December 10, 2016 - January 21, 2017

"Remote Control" envisages the myriad manifestations of the approach of bodies and beings to form: the ways that material and memory (individual, collective) speak to and reign over one another - remotely or directly - reciprocally determining the ontological potential of each in turn. In the context of the technological overflow of our contemporary moment, “remote control” signals the invisible, unpredictable, frequently image-based forces that occupy lived and psychic experience. But the words contain another meaning: to control remotely, barely or from afar. This is a relationality that is abstracted and tenuous. As meanings shifts, it morphs, opening up spaces for play, experimentation, and productive tensions.
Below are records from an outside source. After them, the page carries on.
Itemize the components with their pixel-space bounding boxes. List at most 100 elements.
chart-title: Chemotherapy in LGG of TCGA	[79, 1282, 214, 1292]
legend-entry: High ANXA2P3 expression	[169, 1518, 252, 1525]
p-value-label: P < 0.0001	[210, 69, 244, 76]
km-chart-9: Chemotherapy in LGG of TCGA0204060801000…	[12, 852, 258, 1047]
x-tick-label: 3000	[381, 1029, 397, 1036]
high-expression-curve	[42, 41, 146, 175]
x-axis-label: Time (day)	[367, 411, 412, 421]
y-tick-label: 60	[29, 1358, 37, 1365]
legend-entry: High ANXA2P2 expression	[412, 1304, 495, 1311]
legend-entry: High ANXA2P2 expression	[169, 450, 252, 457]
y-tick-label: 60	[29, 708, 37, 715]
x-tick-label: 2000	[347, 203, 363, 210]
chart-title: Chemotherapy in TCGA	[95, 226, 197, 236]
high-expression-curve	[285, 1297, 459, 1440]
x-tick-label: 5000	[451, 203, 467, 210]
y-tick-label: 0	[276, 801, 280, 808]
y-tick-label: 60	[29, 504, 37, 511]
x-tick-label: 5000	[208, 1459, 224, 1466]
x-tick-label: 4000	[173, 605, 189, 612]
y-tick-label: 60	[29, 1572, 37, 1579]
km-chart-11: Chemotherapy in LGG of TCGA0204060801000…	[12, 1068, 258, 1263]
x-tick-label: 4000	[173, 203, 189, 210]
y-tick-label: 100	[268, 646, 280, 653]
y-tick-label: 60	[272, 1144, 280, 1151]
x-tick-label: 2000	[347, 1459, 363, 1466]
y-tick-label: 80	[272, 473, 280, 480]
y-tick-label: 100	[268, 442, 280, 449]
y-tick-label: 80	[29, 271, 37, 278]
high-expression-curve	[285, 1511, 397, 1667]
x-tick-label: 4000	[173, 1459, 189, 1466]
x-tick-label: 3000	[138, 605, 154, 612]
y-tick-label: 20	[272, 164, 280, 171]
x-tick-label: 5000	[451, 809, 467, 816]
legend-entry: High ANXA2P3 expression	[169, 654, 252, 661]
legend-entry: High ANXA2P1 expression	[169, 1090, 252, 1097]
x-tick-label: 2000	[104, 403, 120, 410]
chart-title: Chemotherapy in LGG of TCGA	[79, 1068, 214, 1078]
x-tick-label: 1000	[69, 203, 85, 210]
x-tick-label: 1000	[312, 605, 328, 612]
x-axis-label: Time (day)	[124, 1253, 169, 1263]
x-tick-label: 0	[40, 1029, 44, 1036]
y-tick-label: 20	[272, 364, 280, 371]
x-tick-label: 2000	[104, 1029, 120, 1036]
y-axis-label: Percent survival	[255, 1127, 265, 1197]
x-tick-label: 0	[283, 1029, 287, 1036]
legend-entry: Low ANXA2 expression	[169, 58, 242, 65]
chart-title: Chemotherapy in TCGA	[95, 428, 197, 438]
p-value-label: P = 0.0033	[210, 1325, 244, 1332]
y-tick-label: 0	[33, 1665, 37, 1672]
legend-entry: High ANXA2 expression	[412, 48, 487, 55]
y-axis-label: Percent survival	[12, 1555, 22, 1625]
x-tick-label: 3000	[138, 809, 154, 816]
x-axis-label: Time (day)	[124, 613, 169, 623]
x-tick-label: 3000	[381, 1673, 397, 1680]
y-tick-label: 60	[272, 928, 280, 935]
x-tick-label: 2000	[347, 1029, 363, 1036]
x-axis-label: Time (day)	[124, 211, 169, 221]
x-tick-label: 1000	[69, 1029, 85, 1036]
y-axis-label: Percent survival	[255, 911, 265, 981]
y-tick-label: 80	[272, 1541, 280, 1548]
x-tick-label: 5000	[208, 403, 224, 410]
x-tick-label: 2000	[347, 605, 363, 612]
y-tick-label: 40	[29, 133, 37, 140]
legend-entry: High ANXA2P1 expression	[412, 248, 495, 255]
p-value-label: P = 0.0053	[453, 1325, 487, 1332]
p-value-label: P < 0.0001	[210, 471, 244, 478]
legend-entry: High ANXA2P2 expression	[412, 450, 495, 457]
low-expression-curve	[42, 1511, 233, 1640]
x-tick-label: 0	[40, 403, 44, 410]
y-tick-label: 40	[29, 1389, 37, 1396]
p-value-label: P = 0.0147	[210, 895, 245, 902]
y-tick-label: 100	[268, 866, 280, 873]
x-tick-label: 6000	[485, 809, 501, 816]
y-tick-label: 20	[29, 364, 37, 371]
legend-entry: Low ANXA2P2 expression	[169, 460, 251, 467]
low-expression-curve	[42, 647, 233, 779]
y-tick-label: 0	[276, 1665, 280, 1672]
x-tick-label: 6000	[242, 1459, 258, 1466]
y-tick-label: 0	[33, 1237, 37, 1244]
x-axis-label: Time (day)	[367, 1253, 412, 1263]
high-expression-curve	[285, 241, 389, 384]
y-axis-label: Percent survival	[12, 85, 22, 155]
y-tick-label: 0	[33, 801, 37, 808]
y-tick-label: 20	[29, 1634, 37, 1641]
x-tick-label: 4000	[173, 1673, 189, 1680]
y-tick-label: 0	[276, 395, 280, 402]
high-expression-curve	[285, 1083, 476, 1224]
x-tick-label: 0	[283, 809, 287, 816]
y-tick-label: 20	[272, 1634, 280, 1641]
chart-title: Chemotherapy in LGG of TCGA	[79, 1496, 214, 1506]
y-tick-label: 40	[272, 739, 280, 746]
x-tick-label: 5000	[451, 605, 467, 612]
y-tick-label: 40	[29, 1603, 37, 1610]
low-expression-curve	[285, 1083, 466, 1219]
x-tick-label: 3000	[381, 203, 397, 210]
The work of the four artists on view—Danielle Cartier, Christopher Richards, Alex Snowden, Kasey Toomey—variously investigates these questions of control. Danielle Cartier puts the histories of painting and printmaking in conversation, constructing a visual dialogue through collage that absorbs the anxieties of our image-saturated world and the forms it projects onto and into our visual space. Christopher Richards’ multimedia work expands concepts of frame to question the influence of technology and “screen culture” over language and subjectivity. In her large sculptural works, Alex Snowden probes the effects of memory and kinship and the way that color, material, and form echo and analogize past experiences and relationships. The intentionality and language of objects inform Kasey Toomey’s artwork and writing, in which he expands the limits of an object’s use and our lived experience of it, confusing the approach and undermining the “control” of the viewer.

"Remote Control" was co-curated by Jessica Hough and Francesca Richman as the fifth exhibition of the Incubation Series. The exhibition was on view from December 10th, 2016 to January 21st, 2017, at Tiger Strikes Asteroid, 319A N 11th Street, Suite 2H, Philadelphia.